Вот это природное лидерство Неи заставляло ее неукоснительно добиваться своих решений. И достижения того, чтобы люди поняли через нее правду жизни, какой она ее видела. Когда наступило драматическое для нее время, конец шестидесятых, то из членов партии она ушла, не поколебавшись. Это поступок большой, в те годы на него мог согласиться один из сотни, не более. Это сразу за собой влекло последствия. Где институты, где кафедры? Ничего нет. Мне вот когда-то рассказали такую историю: одного деятеля вывели из членов ЦК КПСС. Дело было вечером, а уже наутро к нему пришли: пожалуйста, освободите дачу. Он им: «Ребята, я тут огурцы посолил…» А они: «Не, никаких огурцов, это все нумерованное, это все наше, мы должны отчитаться». И всё! И вот он другой человек. Жил, жил, а тут мгновенное изменение статуса жизни. Я не говорю про тюрьмы, про другие страшные вещи, я говорю житейски. Буквально из-под тебя земля уходит, ты никто, ты никому не нужен. Как, говорят, сказал Юзовский, когда его объявили космополитом: «У меня умер телефон». Замолк! То звенел, гремел — и вдруг тишина.

Инна Вишневская

А что скажет Нея?

Крупнейший ученый, талантливый педагог, блистательный литератор… Не перечислишь всех интересов, всех искусств, всех дел, которыми занималась Нея Зоркая — легкокрылый рецензент долгих вечерних просмотров. Как теперь говорят, фанат театра, еще более страстно любившая кино. Каждую строчку своих литературных трудов как бы пробовавшая на вкус. Прочитавшая каждое слово как музыку. «Речь должна быть музыкальной», — говорила она. И каждый вечер в театре, каждый вечер в кинематографе, каждый вечер в консерватории…
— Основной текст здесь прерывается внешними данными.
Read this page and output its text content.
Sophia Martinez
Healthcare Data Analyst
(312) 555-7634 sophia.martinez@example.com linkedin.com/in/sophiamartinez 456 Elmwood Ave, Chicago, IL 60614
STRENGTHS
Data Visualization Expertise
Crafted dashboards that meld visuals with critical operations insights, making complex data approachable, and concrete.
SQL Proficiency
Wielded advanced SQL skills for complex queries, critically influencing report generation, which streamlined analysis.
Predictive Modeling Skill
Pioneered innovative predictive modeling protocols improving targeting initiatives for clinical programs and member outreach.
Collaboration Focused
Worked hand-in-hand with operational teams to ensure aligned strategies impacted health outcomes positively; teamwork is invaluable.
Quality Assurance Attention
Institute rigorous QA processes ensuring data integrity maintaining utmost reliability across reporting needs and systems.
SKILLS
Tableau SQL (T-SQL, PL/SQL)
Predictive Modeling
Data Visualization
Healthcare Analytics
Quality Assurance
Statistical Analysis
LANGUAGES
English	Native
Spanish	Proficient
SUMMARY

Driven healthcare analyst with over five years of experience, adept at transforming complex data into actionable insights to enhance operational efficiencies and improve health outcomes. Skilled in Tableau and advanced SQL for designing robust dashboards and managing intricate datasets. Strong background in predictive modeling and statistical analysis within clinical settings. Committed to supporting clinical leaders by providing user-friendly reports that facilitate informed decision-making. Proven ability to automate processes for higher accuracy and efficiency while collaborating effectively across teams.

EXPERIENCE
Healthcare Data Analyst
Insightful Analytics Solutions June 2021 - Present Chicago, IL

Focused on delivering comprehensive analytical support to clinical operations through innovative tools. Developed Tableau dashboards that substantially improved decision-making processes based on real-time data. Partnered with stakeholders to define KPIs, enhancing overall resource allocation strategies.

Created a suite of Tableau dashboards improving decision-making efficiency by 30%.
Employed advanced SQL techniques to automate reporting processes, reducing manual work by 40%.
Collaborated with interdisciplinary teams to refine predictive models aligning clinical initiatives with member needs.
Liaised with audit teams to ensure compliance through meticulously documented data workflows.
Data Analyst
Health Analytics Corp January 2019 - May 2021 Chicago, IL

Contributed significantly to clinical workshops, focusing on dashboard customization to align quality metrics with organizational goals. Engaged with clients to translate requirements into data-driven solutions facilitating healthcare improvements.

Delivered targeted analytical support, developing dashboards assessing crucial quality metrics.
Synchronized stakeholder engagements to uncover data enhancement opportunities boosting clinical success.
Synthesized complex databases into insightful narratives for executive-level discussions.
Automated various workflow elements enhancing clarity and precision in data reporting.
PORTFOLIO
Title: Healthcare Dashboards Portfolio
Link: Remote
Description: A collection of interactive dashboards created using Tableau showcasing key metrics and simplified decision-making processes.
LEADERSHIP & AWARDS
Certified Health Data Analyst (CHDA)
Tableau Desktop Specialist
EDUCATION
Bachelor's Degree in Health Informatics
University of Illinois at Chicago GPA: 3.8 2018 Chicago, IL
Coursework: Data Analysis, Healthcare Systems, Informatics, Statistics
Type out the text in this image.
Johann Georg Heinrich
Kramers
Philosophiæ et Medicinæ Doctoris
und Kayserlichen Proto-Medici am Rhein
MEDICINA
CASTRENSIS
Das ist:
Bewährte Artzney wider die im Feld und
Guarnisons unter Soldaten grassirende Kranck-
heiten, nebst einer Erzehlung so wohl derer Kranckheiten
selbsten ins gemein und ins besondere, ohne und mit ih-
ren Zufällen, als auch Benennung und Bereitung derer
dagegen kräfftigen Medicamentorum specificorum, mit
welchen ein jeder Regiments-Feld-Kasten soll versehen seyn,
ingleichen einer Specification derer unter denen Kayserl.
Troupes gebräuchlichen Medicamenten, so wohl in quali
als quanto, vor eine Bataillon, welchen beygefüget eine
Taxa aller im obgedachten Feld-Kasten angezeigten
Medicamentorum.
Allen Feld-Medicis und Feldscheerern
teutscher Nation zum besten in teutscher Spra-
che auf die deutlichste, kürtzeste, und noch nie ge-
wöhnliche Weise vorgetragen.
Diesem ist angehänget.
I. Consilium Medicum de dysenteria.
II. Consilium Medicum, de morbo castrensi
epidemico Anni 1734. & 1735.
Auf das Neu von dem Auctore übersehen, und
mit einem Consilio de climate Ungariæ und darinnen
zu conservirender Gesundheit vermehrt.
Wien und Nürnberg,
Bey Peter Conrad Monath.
Это для всех Нея Марковна — театровед, киновед, коллега, учитель, писатель, ученый с мировым именем. А для меня она просто Нейка. Любимая подруга, близкий человек, по существу сестра.

Я впервые увидела ее в сорок втором году (в 1942-м, но не пугайтесь библейских цифр, для нее они ничего не значили, она всегда оставалась молодой). Тогда мы вместе поступали в ГИТИС. И тогда же, раз и навсегда, меня поразила ее «античная» шея, ее маленькая головка Клеопатры, ее дивные южные очи, ее милая дерзкая улыбка, ее умение обращаться с людьми так, будто они ее армия — родные и подданные, любимые и любящие, сильные и слабые. Меня поразило в ней все. Ее имя, ее знания, ее неистовая любовь к театру, особенно к Театру Вахтангова. Передо мной была необычная девочка с Арбата — будто сама принцесса Турандот, будто булгаковская Маргарита. И с этого дня мы подружились навсегда.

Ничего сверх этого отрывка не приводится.